Le Idf hanno annunciato con anticipo quasi ogni azione affinché i non
combattenti potessero trasferirsi, così rinunciando quasi sempre all’elemento
sorpresa. Ciò ha permesso a Hamas di riposizionare in aree sicure i propri
vertici militari e i leader politici
(e con essi anche gli ostaggi israeliani) attraverso il tessuto urbano,
nascondendoli tra i civili durante le evacuazioni o sfruttando i tunnel
sotterranei.[3]
I
combattenti di Hamas, a differenza delle Idf, non indossano uniformi, e questo
è un vantaggio tattico che ha consentito loro di colpire nascosti tra i civili
e, con i civili, lasciare il campo di battaglia. La conseguenza è che Hamas è
riuscito nella sua duplice strategia, da un lato, di generare sofferenza alla
popolazione palestinese e, dall’altro, di creare una narrazione distruttiva
attraverso le immagini, funzionale a ottenere una pressione internazionale su
Israele affinché interrompesse le sue operazioni.
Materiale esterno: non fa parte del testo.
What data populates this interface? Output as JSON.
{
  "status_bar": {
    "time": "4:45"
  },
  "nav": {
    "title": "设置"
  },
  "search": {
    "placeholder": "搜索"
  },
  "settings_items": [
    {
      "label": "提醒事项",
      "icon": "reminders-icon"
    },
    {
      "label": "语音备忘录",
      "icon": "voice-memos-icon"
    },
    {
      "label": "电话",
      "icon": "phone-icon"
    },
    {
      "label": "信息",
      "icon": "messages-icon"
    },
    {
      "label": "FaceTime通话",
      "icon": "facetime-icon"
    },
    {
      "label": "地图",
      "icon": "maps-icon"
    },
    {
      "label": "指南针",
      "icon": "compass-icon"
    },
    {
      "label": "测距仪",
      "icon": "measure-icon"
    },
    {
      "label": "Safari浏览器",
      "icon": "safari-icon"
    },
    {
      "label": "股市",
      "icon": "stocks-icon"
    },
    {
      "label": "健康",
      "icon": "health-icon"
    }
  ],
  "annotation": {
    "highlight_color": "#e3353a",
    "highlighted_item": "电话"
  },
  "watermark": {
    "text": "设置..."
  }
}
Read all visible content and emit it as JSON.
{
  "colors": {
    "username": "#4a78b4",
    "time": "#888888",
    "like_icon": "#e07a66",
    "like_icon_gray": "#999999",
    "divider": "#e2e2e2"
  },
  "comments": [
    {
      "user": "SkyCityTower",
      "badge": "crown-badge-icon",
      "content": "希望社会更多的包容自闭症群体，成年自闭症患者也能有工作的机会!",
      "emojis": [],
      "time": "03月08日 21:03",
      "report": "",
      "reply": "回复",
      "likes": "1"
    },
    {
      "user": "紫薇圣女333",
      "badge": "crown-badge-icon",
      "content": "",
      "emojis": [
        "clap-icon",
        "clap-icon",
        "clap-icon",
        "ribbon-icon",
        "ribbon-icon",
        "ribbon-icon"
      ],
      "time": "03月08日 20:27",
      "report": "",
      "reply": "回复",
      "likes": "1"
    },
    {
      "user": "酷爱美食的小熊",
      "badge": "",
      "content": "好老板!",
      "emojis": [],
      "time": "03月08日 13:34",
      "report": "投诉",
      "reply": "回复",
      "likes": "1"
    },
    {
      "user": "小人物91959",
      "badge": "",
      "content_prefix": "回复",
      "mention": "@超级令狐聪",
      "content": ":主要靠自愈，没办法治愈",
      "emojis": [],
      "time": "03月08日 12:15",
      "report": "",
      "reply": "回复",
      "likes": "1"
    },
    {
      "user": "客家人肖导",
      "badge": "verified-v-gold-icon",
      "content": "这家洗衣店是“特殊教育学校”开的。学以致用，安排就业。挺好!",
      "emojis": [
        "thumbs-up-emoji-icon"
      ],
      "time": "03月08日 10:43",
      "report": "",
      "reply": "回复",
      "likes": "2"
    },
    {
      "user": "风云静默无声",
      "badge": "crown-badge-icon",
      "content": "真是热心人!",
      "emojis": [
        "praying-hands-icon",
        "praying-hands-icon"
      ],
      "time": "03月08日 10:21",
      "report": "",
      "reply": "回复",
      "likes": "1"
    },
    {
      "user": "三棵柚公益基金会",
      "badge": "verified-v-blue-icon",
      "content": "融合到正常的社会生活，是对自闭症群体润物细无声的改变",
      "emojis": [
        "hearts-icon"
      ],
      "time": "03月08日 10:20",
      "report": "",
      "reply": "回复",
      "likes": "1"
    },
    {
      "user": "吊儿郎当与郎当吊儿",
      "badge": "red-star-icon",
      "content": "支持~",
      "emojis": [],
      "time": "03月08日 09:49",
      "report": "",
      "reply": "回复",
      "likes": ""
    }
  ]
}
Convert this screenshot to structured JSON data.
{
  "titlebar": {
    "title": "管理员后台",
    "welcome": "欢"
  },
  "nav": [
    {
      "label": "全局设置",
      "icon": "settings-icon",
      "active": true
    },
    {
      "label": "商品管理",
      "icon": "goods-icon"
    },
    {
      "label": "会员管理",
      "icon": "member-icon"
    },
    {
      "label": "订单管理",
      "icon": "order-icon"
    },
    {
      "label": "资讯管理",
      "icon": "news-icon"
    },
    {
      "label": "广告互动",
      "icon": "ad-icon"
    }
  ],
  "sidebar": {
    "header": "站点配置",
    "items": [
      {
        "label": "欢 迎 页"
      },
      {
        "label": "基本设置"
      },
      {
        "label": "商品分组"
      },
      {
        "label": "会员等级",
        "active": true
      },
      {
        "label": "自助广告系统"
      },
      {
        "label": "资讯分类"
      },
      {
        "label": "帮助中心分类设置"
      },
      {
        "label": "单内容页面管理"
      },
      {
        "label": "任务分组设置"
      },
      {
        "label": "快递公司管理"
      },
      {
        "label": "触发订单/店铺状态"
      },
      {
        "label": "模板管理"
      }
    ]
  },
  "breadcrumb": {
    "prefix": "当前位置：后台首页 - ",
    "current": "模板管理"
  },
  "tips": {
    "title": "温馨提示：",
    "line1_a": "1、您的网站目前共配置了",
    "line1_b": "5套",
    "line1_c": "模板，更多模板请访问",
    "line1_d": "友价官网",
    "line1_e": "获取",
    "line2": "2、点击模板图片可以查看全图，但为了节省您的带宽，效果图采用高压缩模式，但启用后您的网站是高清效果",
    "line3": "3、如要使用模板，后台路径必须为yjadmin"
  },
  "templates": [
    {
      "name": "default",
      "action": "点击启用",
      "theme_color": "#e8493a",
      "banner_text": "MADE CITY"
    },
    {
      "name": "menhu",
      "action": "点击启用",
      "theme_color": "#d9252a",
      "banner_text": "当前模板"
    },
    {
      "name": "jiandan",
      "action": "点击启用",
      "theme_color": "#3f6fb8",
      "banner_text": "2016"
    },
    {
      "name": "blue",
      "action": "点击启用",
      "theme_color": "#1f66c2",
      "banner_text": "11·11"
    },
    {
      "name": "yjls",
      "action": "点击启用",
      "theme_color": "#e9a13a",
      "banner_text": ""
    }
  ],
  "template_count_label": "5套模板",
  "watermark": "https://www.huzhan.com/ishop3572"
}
[1] Spenser J., Israel Has Created a New Standard for Urban Warfare. Why Will No One Admit It?, Opinion, Newsweek, 25 marzo 2024, in https://www.newsweek.com/israel-has-created-new-standard-urban-warfare-why-will-no-one-admit-it-opinion-1883286.
[2] Ibidem.
[3] Ibidem.
Articolo tratto dal libro di C. Bertolotti, Gaza underground. La guerra sotterranea e urbana tra Israele e Hamas. ed. START InSight (2024).